Jonas Dippel, Moritz Pfister, Michael Perk, Yannic Lieder, Eike Niehs
Collabovid provides an easy to use interface to access, sort and classify the huge amount of research articles about the Coronavirus.
Researchers from all over the world are working hard on the investigation of the SARS-CoV-2 virus and the impact of the disease, resulting in many new publications in so-called preprint versions per day, e.g. at medRxiv or bioRxiv. The usual publication process requires a (possibly long) reviewing process, where other experts examine the content in detail before its official publication. However, time is short and thus, a good interface to access, sort and classify the huge amount of preprint papers is needed.
What it does
Several times a day, Collabovid searches for newly published research articles on different well-known preprint servers. Apart from meta information, the content of every article is extracted. Machine learning techniques are used to analyze the publications and make them semantically searchable and comparable.
Our website offers the following features:
- List and access all available preprints regarding SARS-CoV-2 from medRxiv and bioRxiv.
- Sort and filter the preprints by publishing date, author name, title, keywords, and category.
- Show statistics about papers that match a given search query.
- Classify papers into given topics taken from the COVID-19 Open Research Dataset Challenge.
- Select one of the predefined topics and obtain a list of related papers.
- List papers that are related to a user-entered question and rate the resulting publications' relevance.
How we built it
We built our website using a Python backend with Django and a PostgreSQL database. It is deployed via Amazon Web Services on AWS Elastic Beanstalk. We use natural language processing techniques to find correlations between a given query and the content of a paper. For semantic analysis, we use a combination of a pretrained BERT model and a LDA model which is based on the great work from Daniel Wolffram during the COVID-19 Open Research Dataset Challenge (CORD-19).
For all of us, deploying a web application using AWS Elastic Beanstalk was a new experience. Though we had some time-consuming issues when setting it up, we learned a lot and are proud of getting it to work on time.
What we learned
In order to serve relevant papers for a user-entered question and for processing the abstracts of the papers for machine learning purposes, we needed to dive into the topic of Natural Language Processing.
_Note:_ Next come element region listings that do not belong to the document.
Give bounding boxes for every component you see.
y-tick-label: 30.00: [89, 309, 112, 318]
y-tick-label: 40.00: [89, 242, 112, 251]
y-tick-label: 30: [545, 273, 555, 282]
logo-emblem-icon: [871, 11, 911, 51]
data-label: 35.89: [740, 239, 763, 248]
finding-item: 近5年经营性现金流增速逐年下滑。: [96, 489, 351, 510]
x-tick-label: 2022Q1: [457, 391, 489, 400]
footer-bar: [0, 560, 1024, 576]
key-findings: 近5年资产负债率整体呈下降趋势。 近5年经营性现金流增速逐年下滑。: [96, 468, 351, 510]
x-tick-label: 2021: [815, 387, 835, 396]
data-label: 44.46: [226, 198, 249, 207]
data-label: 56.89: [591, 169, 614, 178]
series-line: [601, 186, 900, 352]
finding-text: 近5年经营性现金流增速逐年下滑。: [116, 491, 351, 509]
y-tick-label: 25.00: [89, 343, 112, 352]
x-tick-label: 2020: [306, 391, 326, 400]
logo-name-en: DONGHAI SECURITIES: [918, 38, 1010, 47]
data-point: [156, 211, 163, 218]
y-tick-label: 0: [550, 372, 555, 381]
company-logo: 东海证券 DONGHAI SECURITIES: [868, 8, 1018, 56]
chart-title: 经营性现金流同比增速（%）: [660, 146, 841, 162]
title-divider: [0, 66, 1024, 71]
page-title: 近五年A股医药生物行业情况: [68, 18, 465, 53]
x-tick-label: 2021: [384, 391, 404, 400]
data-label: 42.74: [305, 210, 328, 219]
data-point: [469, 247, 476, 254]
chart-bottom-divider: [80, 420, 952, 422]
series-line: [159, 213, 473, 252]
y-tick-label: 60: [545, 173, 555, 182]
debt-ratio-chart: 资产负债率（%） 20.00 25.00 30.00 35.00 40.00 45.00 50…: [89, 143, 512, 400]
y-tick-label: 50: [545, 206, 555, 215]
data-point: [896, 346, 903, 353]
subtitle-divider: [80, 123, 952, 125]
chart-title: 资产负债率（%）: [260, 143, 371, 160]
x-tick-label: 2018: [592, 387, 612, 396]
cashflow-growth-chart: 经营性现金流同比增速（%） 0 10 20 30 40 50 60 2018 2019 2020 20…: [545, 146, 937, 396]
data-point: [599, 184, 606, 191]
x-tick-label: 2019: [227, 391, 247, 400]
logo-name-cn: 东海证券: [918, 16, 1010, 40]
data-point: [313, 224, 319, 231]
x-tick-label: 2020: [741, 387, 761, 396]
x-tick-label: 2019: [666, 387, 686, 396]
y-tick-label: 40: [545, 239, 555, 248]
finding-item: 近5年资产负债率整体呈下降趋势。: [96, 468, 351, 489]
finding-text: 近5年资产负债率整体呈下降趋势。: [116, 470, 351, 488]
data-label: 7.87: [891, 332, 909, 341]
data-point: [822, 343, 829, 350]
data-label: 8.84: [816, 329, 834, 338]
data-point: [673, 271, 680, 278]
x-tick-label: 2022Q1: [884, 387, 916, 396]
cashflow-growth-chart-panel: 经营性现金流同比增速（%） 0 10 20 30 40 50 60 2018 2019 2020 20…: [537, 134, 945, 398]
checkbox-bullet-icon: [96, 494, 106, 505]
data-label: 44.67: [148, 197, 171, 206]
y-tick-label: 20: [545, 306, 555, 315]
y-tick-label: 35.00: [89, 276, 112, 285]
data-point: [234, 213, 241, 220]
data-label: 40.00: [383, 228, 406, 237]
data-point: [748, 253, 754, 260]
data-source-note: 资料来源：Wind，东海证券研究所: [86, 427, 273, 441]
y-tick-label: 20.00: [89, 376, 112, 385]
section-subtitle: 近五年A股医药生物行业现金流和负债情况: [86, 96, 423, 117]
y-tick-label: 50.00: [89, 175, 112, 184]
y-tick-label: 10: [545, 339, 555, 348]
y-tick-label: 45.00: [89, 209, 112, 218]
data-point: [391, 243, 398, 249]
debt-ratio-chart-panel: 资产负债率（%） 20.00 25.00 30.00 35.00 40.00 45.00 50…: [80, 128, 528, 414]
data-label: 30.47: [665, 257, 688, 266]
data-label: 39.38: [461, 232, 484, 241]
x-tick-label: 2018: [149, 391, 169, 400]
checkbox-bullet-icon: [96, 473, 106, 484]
Besides, we were able to improve our knowledge of general web development and to gain experience with deploying on AWS.
What's next for COVID-19 Publications
As of now, classifying a paper to topics is done solely based on the paper's abstract. A future version may consider the complete text of the paper and thereby obtain higher accuracy.
Furthermore, we plan to allow verified experts to evaluate and review the papers informally. These reviews may consist of short annotations and a rating on its quality. This could lead to a discussion before a paper is officially peer-reviewed and provide indications for the quality of the articles.
Another plan is to include articles from more preprint servers than only medRxiv and bioRxiv. This will result in a more complete overview of the literature regarding SARS-CoV-2.